A poison for democracy
From an editorial in the Guardian:
The pressure group Liberty has denounced automatic facial recognition as “arsenic in the water supply of democracy.” It has the potential to abolish privacy in public places.
In a country like Britain, which already has the highest density of CCTV cameras in the western world, it could mean that there was nowhere in any city anyone could walk with their face uncovered without being potentially visible to the police.
One of the arguments against the police’s deployment of the technology is that it doesn’t yet work very well. It is especially inaccurate and prone to bias when used against people of colour: a recent test of Amazon’s facial recognition software by the American Civil Liberties Union found that it falsely identified 28 members of Congress as criminals.
Inaccuracy may not long be the most pressing problem.

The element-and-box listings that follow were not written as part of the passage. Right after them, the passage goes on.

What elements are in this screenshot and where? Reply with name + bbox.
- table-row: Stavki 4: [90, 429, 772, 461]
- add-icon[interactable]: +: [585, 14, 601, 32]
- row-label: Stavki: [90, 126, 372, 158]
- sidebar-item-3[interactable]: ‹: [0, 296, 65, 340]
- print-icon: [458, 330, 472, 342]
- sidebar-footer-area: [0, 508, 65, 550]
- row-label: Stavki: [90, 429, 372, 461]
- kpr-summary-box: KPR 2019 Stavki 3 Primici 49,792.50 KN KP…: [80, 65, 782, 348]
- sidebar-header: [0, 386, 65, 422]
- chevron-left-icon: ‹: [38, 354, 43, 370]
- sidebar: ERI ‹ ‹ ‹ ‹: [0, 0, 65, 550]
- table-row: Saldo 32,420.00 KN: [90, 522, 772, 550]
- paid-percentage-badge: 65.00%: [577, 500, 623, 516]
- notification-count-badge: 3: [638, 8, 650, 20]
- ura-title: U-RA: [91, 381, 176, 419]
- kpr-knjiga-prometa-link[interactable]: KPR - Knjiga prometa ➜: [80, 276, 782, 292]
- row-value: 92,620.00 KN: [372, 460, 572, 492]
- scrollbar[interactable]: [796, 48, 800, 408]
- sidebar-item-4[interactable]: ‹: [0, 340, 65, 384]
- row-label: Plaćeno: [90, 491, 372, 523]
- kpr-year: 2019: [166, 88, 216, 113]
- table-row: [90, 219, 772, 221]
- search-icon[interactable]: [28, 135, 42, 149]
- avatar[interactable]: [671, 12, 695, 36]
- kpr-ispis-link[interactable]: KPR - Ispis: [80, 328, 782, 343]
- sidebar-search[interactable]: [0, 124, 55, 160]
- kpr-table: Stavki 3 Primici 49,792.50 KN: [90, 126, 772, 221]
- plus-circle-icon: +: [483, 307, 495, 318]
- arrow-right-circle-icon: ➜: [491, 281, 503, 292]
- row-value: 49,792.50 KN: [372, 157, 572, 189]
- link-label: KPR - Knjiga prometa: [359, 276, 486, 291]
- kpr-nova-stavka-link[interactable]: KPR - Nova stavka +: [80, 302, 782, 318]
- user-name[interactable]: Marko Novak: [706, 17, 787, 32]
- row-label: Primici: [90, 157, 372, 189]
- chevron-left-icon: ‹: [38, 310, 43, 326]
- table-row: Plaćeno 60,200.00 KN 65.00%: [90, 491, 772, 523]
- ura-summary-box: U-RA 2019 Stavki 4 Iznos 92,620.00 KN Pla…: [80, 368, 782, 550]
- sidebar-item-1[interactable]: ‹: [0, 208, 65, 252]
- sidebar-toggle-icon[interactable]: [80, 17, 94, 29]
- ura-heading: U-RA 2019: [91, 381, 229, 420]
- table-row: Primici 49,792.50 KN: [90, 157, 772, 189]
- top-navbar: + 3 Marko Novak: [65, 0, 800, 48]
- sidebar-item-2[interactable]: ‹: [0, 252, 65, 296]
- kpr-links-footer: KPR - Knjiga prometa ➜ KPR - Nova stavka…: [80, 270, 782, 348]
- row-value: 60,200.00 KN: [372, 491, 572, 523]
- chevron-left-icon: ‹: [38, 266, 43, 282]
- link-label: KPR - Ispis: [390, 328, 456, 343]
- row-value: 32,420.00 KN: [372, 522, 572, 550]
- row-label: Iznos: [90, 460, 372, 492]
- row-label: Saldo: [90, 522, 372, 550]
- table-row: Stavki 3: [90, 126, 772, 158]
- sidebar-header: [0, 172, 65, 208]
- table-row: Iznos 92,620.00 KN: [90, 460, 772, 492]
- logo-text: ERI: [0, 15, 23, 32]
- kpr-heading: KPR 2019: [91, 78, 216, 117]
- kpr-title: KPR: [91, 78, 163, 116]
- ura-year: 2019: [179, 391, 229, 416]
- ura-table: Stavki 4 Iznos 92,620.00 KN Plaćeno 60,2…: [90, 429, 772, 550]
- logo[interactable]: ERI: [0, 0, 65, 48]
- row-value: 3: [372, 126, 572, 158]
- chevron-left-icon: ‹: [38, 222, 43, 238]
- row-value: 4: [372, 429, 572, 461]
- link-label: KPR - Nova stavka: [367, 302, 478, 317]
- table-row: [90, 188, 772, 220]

The technology is improving all the time and millions of people help to make it better. Once the technology is overwhelmingly reliable, the dystopian world of government surveillance foreseen by Liberty will become a reality. But it is not just governments who will be interested in the results. Once our faces are attached to the detailed digital identities that are already compiled by the advertising industry, any sufficiently sophisticated shopping mall will have a map of the preferences of everyone who enters its maw. It may be too late to stop the collection of this data. But the law must ensure that it is not stored and refined in ways that will harm the innocent and slowly poison our public life.